Mr Mitchell’s mission to the Moon was the fourth in the US Apollo series, and the first to follow the ill-fated Apollo 13 which aborted its attempt to land after an oxygen tank explosion. Mr Mitchell and his crewmate, another Navy officer, Captain Alan Shepard, made it safely to the lunar surface. Their landing site was the Fra Mauro Highlands, a hilly area that was the target of the failed Apollo 13 mission.

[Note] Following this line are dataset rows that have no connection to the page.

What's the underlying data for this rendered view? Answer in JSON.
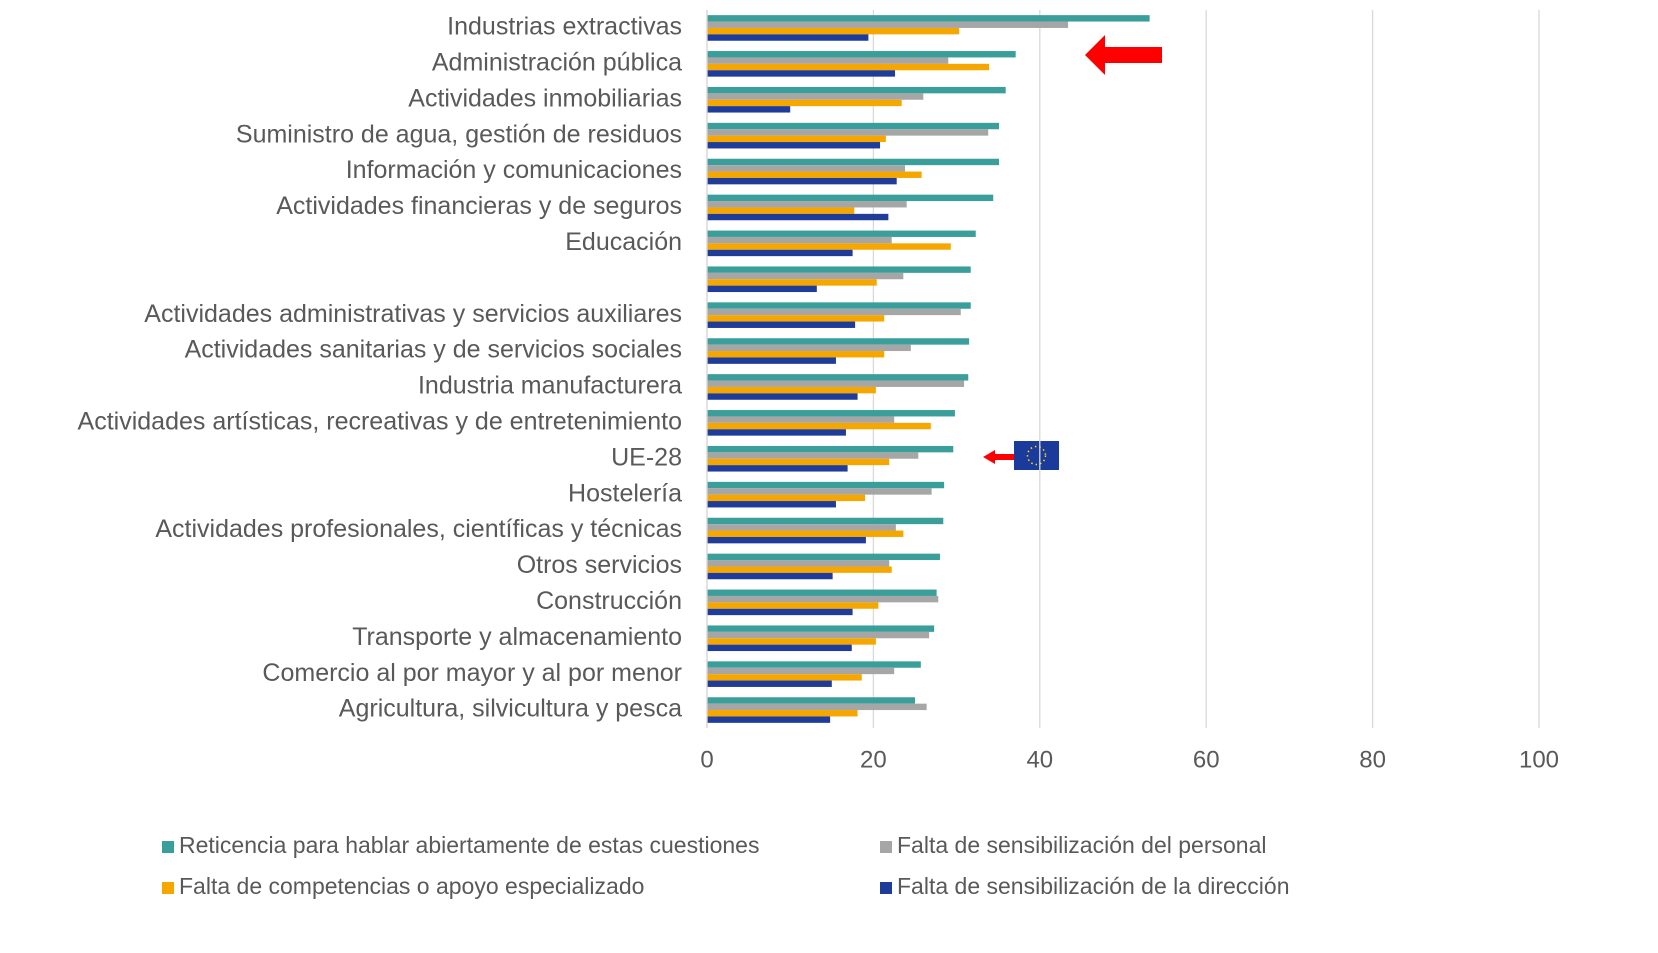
{
  "chart_data": {
    "type": "hbar",
    "categories": [
      "Industrias extractivas",
      "Administración pública",
      "Actividades inmobiliarias",
      "Suministro de agua, gestión de residuos",
      "Información y comunicaciones",
      "Actividades financieras y de seguros",
      "Educación",
      null,
      "Actividades administrativas y servicios auxiliares",
      "Actividades sanitarias y de servicios sociales",
      "Industria manufacturera",
      "Actividades artísticas, recreativas y de entretenimiento",
      "UE-28",
      "Hostelería",
      "Actividades profesionales, científicas y técnicas ",
      "Otros servicios",
      "Construcción",
      "Transporte y almacenamiento",
      "Comercio al por mayor y al por menor",
      "Agricultura, silvicultura y pesca"
    ],
    "series": [
      {
        "name": "Reticencia para hablar abiertamente de estas cuestiones",
        "color": "#3a9e9a",
        "values": [
          53.2,
          37.1,
          35.9,
          35.1,
          35.1,
          34.4,
          32.3,
          31.7,
          31.7,
          31.5,
          31.4,
          29.8,
          29.6,
          28.5,
          28.4,
          28.0,
          27.6,
          27.3,
          25.7,
          25.0
        ]
      },
      {
        "name": "Falta de sensibilización del personal",
        "color": "#a6a6a6",
        "values": [
          43.4,
          29.0,
          26.0,
          33.8,
          23.8,
          24.0,
          22.2,
          23.6,
          30.5,
          24.5,
          30.9,
          22.5,
          25.4,
          27.0,
          22.7,
          21.9,
          27.8,
          26.7,
          22.5,
          26.4
        ]
      },
      {
        "name": "Falta de competencias o apoyo especializado",
        "color": "#f5a700",
        "values": [
          30.3,
          33.9,
          23.4,
          21.5,
          25.8,
          17.7,
          29.3,
          20.4,
          21.3,
          21.3,
          20.3,
          26.9,
          21.9,
          19.0,
          23.6,
          22.2,
          20.6,
          20.3,
          18.6,
          18.1
        ]
      },
      {
        "name": "Falta de sensibilización de la dirección",
        "color": "#1f3c99",
        "values": [
          19.4,
          22.6,
          10.0,
          20.8,
          22.8,
          21.8,
          17.5,
          13.2,
          17.8,
          15.5,
          18.1,
          16.7,
          16.9,
          15.5,
          19.1,
          15.1,
          17.5,
          17.4,
          15.0,
          14.8
        ]
      }
    ],
    "xlim": [
      0,
      100
    ],
    "xticks": [
      0,
      20,
      40,
      60,
      80,
      100
    ],
    "grid": true,
    "legend": "bottom"
  }
}
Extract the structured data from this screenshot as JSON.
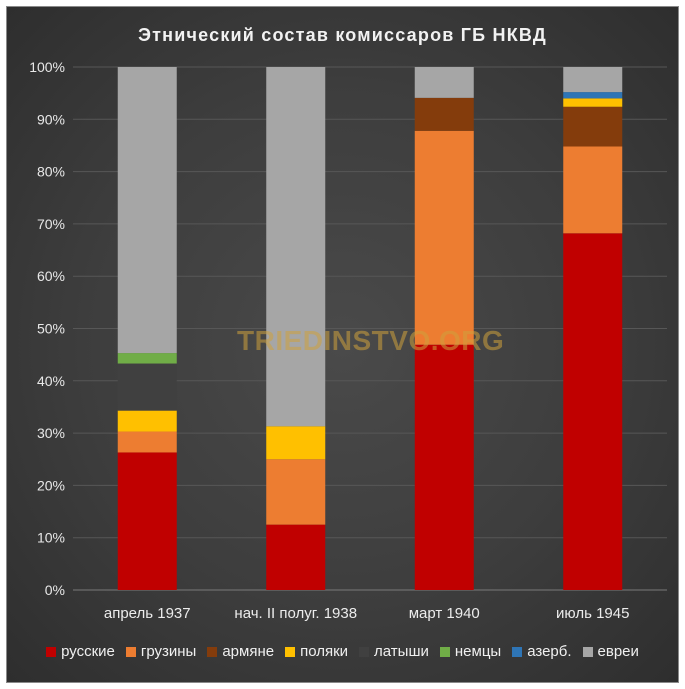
{
  "chart_data": {
    "type": "bar",
    "stacked": true,
    "title": "Этнический состав комиссаров ГБ НКВД",
    "xlabel": "",
    "ylabel": "",
    "ylim": [
      0,
      100
    ],
    "y_ticks": [
      "0%",
      "10%",
      "20%",
      "30%",
      "40%",
      "50%",
      "60%",
      "70%",
      "80%",
      "90%",
      "100%"
    ],
    "grid": true,
    "legend_position": "bottom",
    "categories": [
      "апрель 1937",
      "нач. II полуг. 1938",
      "март 1940",
      "июль 1945"
    ],
    "series": [
      {
        "name": "русские",
        "color": "#c00000",
        "values": [
          26.3,
          12.5,
          46.9,
          68.2
        ]
      },
      {
        "name": "грузины",
        "color": "#ed7d31",
        "values": [
          4.0,
          12.5,
          40.9,
          16.6
        ]
      },
      {
        "name": "армяне",
        "color": "#843c0c",
        "values": [
          0,
          0,
          6.3,
          7.6
        ]
      },
      {
        "name": "поляки",
        "color": "#ffc000",
        "values": [
          4.0,
          6.3,
          0,
          1.6
        ]
      },
      {
        "name": "латыши",
        "color": "#404040",
        "values": [
          9.0,
          0,
          0,
          0
        ]
      },
      {
        "name": "немцы",
        "color": "#70ad47",
        "values": [
          2.0,
          0,
          0,
          0
        ]
      },
      {
        "name": "азерб.",
        "color": "#2e75b6",
        "values": [
          0,
          0,
          0,
          1.2
        ]
      },
      {
        "name": "евреи",
        "color": "#a6a6a6",
        "values": [
          54.7,
          68.7,
          5.9,
          4.8
        ]
      }
    ]
  },
  "watermark": "TRIEDINSTVO.ORG"
}
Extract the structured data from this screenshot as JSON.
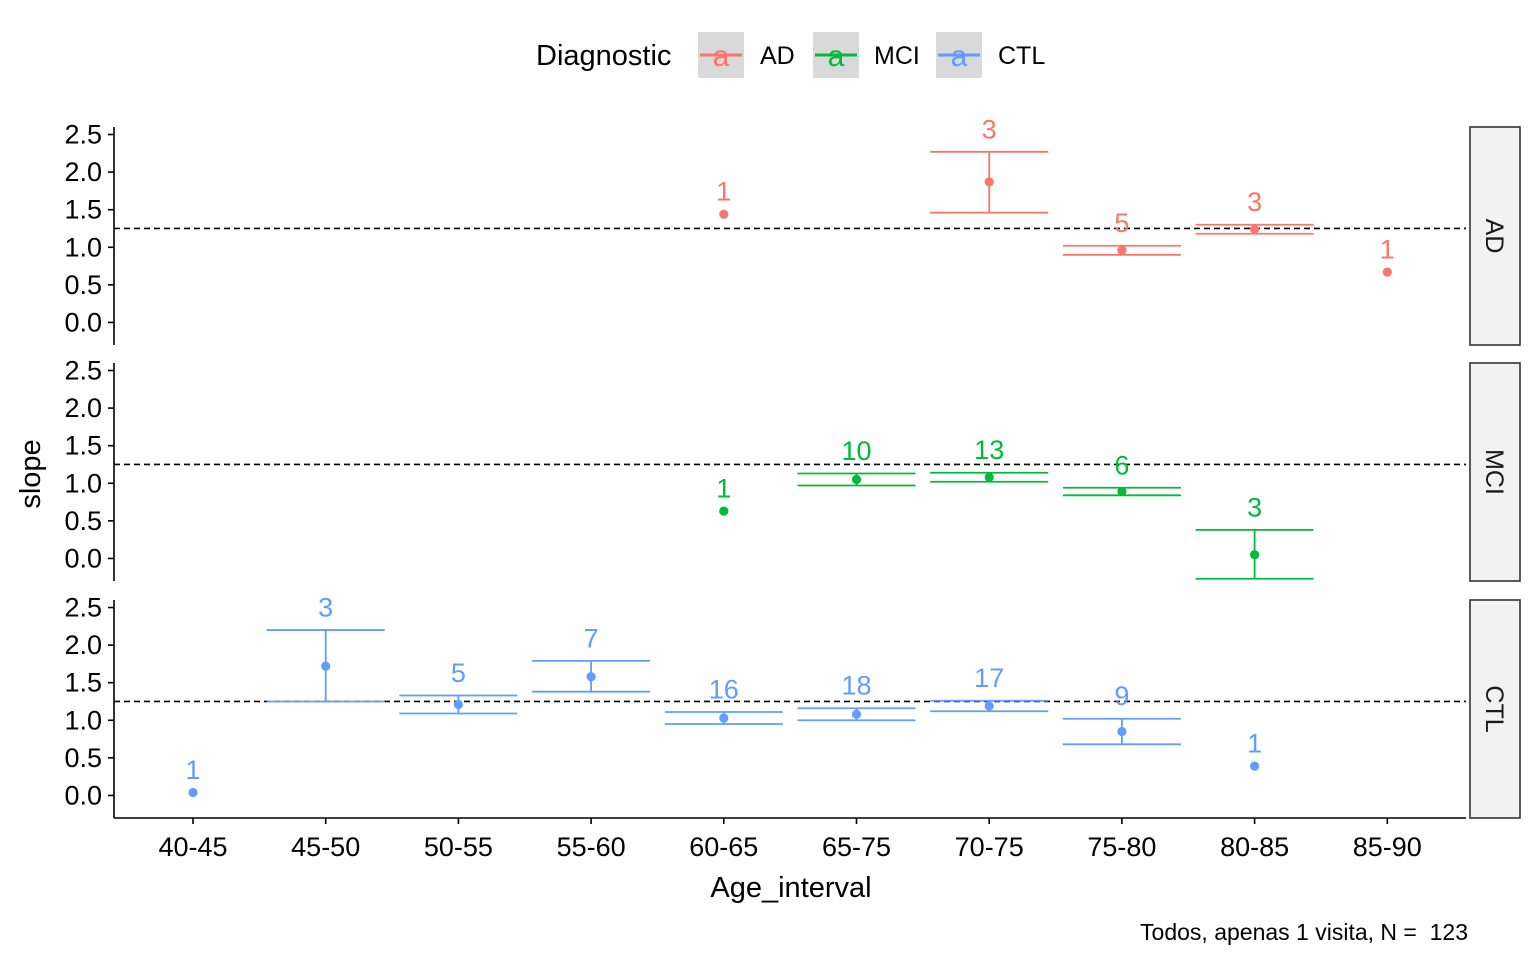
{
  "chart_data": {
    "type": "scatter",
    "title": "",
    "xlabel": "Age_interval",
    "ylabel": "slope",
    "caption": "Todos, apenas 1 visita, N =  123",
    "categories": [
      "40-45",
      "45-50",
      "50-55",
      "55-60",
      "60-65",
      "65-75",
      "70-75",
      "75-80",
      "80-85",
      "85-90"
    ],
    "ylim": [
      -0.3,
      2.6
    ],
    "yticks": [
      "0.0",
      "0.5",
      "1.0",
      "1.5",
      "2.0",
      "2.5"
    ],
    "reference_line": 1.25,
    "legend": {
      "title": "Diagnostic",
      "position": "top",
      "key_glyph": "a",
      "entries": [
        {
          "label": "AD",
          "color": "#F8766D"
        },
        {
          "label": "MCI",
          "color": "#00BA38"
        },
        {
          "label": "CTL",
          "color": "#619CFF"
        }
      ]
    },
    "panels": [
      {
        "strip": "AD",
        "color": "#F8766D",
        "points": [
          {
            "x": "60-65",
            "y": 1.44,
            "n": "1",
            "lo": null,
            "hi": null
          },
          {
            "x": "70-75",
            "y": 1.87,
            "n": "3",
            "lo": 1.46,
            "hi": 2.27
          },
          {
            "x": "75-80",
            "y": 0.96,
            "n": "5",
            "lo": 0.9,
            "hi": 1.02
          },
          {
            "x": "80-85",
            "y": 1.24,
            "n": "3",
            "lo": 1.18,
            "hi": 1.3
          },
          {
            "x": "85-90",
            "y": 0.67,
            "n": "1",
            "lo": null,
            "hi": null
          }
        ]
      },
      {
        "strip": "MCI",
        "color": "#00BA38",
        "points": [
          {
            "x": "60-65",
            "y": 0.63,
            "n": "1",
            "lo": null,
            "hi": null
          },
          {
            "x": "65-75",
            "y": 1.05,
            "n": "10",
            "lo": 0.97,
            "hi": 1.13
          },
          {
            "x": "70-75",
            "y": 1.08,
            "n": "13",
            "lo": 1.02,
            "hi": 1.14
          },
          {
            "x": "75-80",
            "y": 0.89,
            "n": "6",
            "lo": 0.84,
            "hi": 0.94
          },
          {
            "x": "80-85",
            "y": 0.05,
            "n": "3",
            "lo": -0.27,
            "hi": 0.38
          }
        ]
      },
      {
        "strip": "CTL",
        "color": "#619CFF",
        "points": [
          {
            "x": "40-45",
            "y": 0.04,
            "n": "1",
            "lo": null,
            "hi": null
          },
          {
            "x": "45-50",
            "y": 1.72,
            "n": "3",
            "lo": 1.25,
            "hi": 2.2
          },
          {
            "x": "50-55",
            "y": 1.21,
            "n": "5",
            "lo": 1.09,
            "hi": 1.33
          },
          {
            "x": "55-60",
            "y": 1.58,
            "n": "7",
            "lo": 1.38,
            "hi": 1.79
          },
          {
            "x": "60-65",
            "y": 1.03,
            "n": "16",
            "lo": 0.95,
            "hi": 1.11
          },
          {
            "x": "65-75",
            "y": 1.08,
            "n": "18",
            "lo": 1.0,
            "hi": 1.16
          },
          {
            "x": "70-75",
            "y": 1.19,
            "n": "17",
            "lo": 1.12,
            "hi": 1.26
          },
          {
            "x": "75-80",
            "y": 0.85,
            "n": "9",
            "lo": 0.68,
            "hi": 1.02
          },
          {
            "x": "80-85",
            "y": 0.39,
            "n": "1",
            "lo": null,
            "hi": null
          }
        ]
      }
    ]
  }
}
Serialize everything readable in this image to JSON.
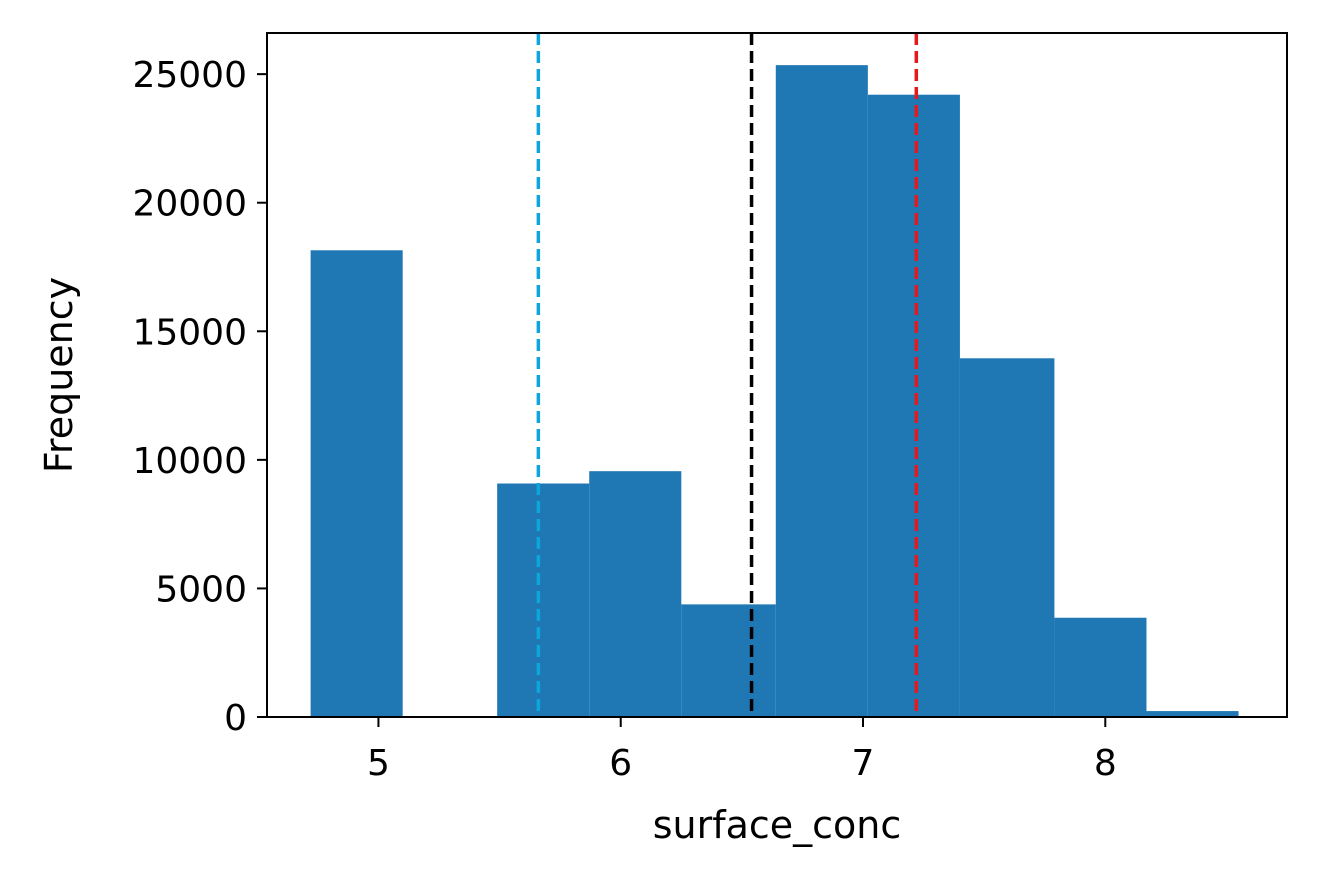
{
  "chart_data": {
    "type": "bar",
    "subtype": "histogram",
    "title": "",
    "xlabel": "surface_conc",
    "ylabel": "Frequency",
    "xlim": [
      4.54,
      8.75
    ],
    "ylim": [
      0,
      26600
    ],
    "x_ticks": [
      5,
      6,
      7,
      8
    ],
    "y_ticks": [
      0,
      5000,
      10000,
      15000,
      20000,
      25000
    ],
    "bins": [
      {
        "start": 4.72,
        "end": 5.1,
        "count": 18150
      },
      {
        "start": 5.1,
        "end": 5.49,
        "count": 0
      },
      {
        "start": 5.49,
        "end": 5.87,
        "count": 9080
      },
      {
        "start": 5.87,
        "end": 6.25,
        "count": 9560
      },
      {
        "start": 6.25,
        "end": 6.64,
        "count": 4380
      },
      {
        "start": 6.64,
        "end": 7.02,
        "count": 25350
      },
      {
        "start": 7.02,
        "end": 7.4,
        "count": 24200
      },
      {
        "start": 7.4,
        "end": 7.79,
        "count": 13950
      },
      {
        "start": 7.79,
        "end": 8.17,
        "count": 3860
      },
      {
        "start": 8.17,
        "end": 8.55,
        "count": 230
      }
    ],
    "bar_color": "#1f77b4",
    "reference_lines": [
      {
        "x": 5.66,
        "color": "#0ea5dd",
        "style": "dashed"
      },
      {
        "x": 6.54,
        "color": "#000000",
        "style": "dashed"
      },
      {
        "x": 7.22,
        "color": "#e31a1c",
        "style": "dashed"
      }
    ],
    "grid": false,
    "legend": "none"
  }
}
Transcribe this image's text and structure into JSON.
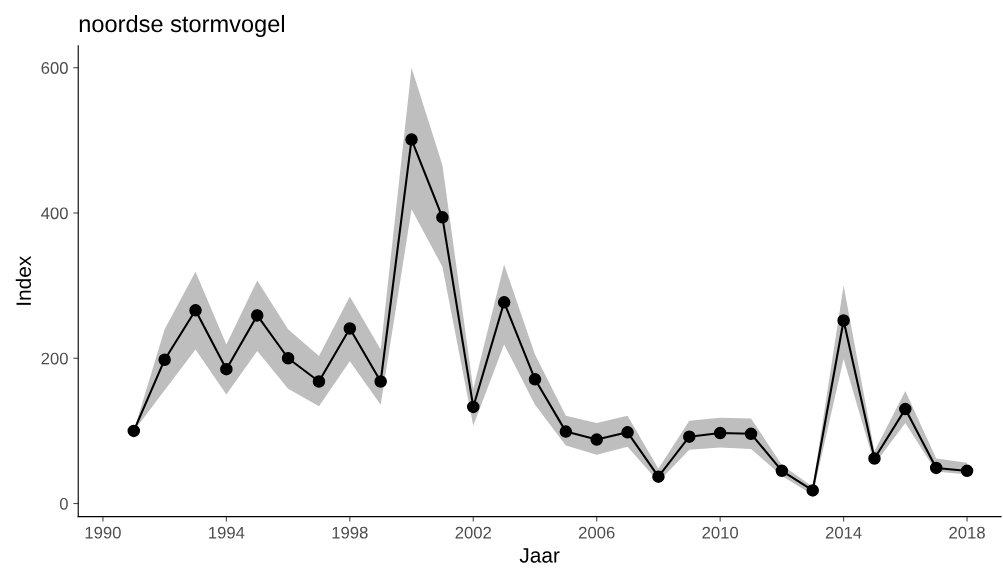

During their 33 hours at the site, the two astronauts collected 45kg (94lb) of Moonrock for examination back on earth and completed the longest moonwalk in history. Mr Mitchell left Nasa in 1972 and set up the Institute of Noetic Sciences, which aimed to support “individual and collective transformation through consciousness research”. Mr Mitchell devoted much of his later life to studying the mind and unexplained phenomena. In 2008, he claimed that aliens had visited Earth and said he believed there was a government cover-up.
Of the 12 men who have set foot on the Moon, seven are still alive following Mr Mitchell’s death, including Buzz Aldrin, Neil Armstrong’s crewmate on the first mission in 1969.